Para este jogo, José Mourinho apresentou de início a formação principal, na qual não entrou Bernardo Silva, com a curiosidade de que oito jogadores — os do meio-campo para a frente, além de Courtois e Huijsen — foram os mesmos que, há um ano, Xabi Alonso escolheu para o dérbi que o Atlético ganhou por 5-2. De um ano para o outro, as coisas não melhoraram e houve nova derrota, embora um pouco mais ligeira.

A rivalidade entre os dois conjuntos ficou bem patente desde o início: nervos, muita imprecisão e poucas jogadas nas áreas. Ambas as equipas procuraram ter a posse de bola e controlar as operações no meio-campo, registando-se, sobretudo, demasiadas interrupções de jogo pelas constantes faltas cometidas de parte a parte. Algumas geraram polémica: uma entrada de Romero sobre Bellingham foi castigada com cartão amarelo, sob protestos do Real Madrid, que considerava que o argentino merecia o vermelho; outra, do coreano Kang-in Lee sobre Valverde, pareceu com maior clareza que devia ter sido sancionada com expulsão. Dois lances cruciais em que o Real — que antes do jogo já duvidava da isenção do árbitro — talvez tenha razões para se queixar.

Foi um primeiro tempo nada vistoso, sem grande futebol, mas com muita intensidade — um clima que se estendeu ao túnel de acesso aos balneários, onde Rudiger teve uma forte discussão com Hjulmand, sucedendo o mesmo entre o adjunto de Mourinho, João Tralhão, e o treinador de guarda-redes do Atlético, ambos punidos com cartão vermelho.

O Atlético, que já tinha sido superior antes do descanso, começou o segundo tempo a querer impor o seu ritmo e não tardou a adiantar-se no marcador.
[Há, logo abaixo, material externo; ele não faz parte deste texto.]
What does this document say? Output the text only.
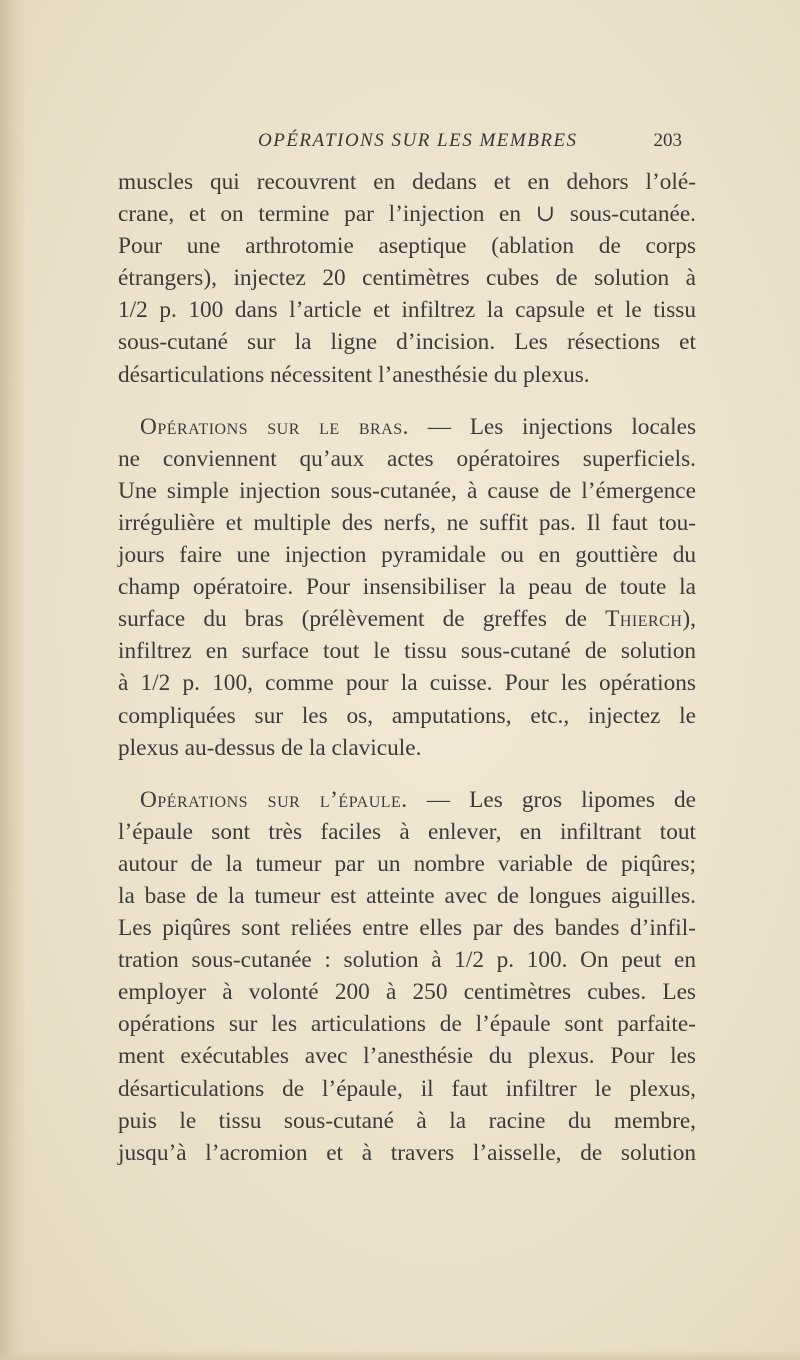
OPÉRATIONS SUR LES MEMBRES	203
muscles qui recouvrent en dedans et en dehors l’olé-
crane, et on termine par l’injection en ∪ sous-cutanée.
Pour une arthrotomie aseptique (ablation de corps
étrangers), injectez 20 centimètres cubes de solution à
1/2 p. 100 dans l’article et infiltrez la capsule et le tissu
sous-cutané sur la ligne d’incision. Les résections et
désarticulations nécessitent l’anesthésie du plexus.
Opérations sur le bras. — Les injections locales
ne conviennent qu’aux actes opératoires superficiels.
Une simple injection sous-cutanée, à cause de l’émergence
irrégulière et multiple des nerfs, ne suffit pas. Il faut tou-
jours faire une injection pyramidale ou en gouttière du
champ opératoire. Pour insensibiliser la peau de toute la
surface du bras (prélèvement de greffes de Thierch),
infiltrez en surface tout le tissu sous-cutané de solution
à 1/2 p. 100, comme pour la cuisse. Pour les opérations
compliquées sur les os, amputations, etc., injectez le
plexus au-dessus de la clavicule.
Opérations sur l’épaule. — Les gros lipomes de
l’épaule sont très faciles à enlever, en infiltrant tout
autour de la tumeur par un nombre variable de piqûres;
la base de la tumeur est atteinte avec de longues aiguilles.
Les piqûres sont reliées entre elles par des bandes d’infil-
tration sous-cutanée : solution à 1/2 p. 100. On peut en
employer à volonté 200 à 250 centimètres cubes. Les
opérations sur les articulations de l’épaule sont parfaite-
ment exécutables avec l’anesthésie du plexus. Pour les
désarticulations de l’épaule, il faut infiltrer le plexus,
puis le tissu sous-cutané à la racine du membre,
jusqu’à l’acromion et à travers l’aisselle, de solution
Dentro da área, Giuliano foi agarrado por Huijsen, numa falta clara que o árbitro — que desta vez acertou — puniu com a expulsão do defesa visitante e uma grande penalidade que Grimaldo transformou no primeiro golo do Atlético.

Com menos um jogador e com praticamente toda a segunda parte por jogar, Mourinho teve de modificar o esquema da equipa: entraram Rudiger e Diomande e saíram Arda Guler e Vinícius, que, uma vez mais, esteve longe do seu melhor (o crédito que Mou lhe tem vindo a conceder está a esgotar-se).

A situação delicada do Real complicou-se ainda mais com o segundo golo dos visitados: Giuliano, o melhor jogador em campo, entrou pela direita e fez um cruzamento medido para o coração da área, onde apareceu David a mandar o esférico para o fundo da baliza de Courtois.

Um pouco mais tarde, o Atlético teve uma dupla oportunidade soberba para fazer o terceiro golo que, a ter surgido, poderia ter resultado numa goleada.

Já nos derradeiros minutos, Rudiger, de cabeça, logrou maquilhar um resultado que não esconde a exibição modesta do Real Madrid, que raramente mostrou ambição de querer ganhar o encontro.

No primeiro tempo ainda conseguiu equilibrar o jogo, mas no segundo voltou a quebrar como em desafios anteriores — embora, desta vez, com a justificação da inferioridade numérica. Ficam muitas dúvidas em torno desta equipa de Mourinho, que tem muito trabalho pela frente até conseguir que ela saia da mediocridade e convença. Bernardo Silva entrou a dez minutos do fim e, pelo que fez, deixou a dúvida sobre se não deveria ter entrado em campo muito antes.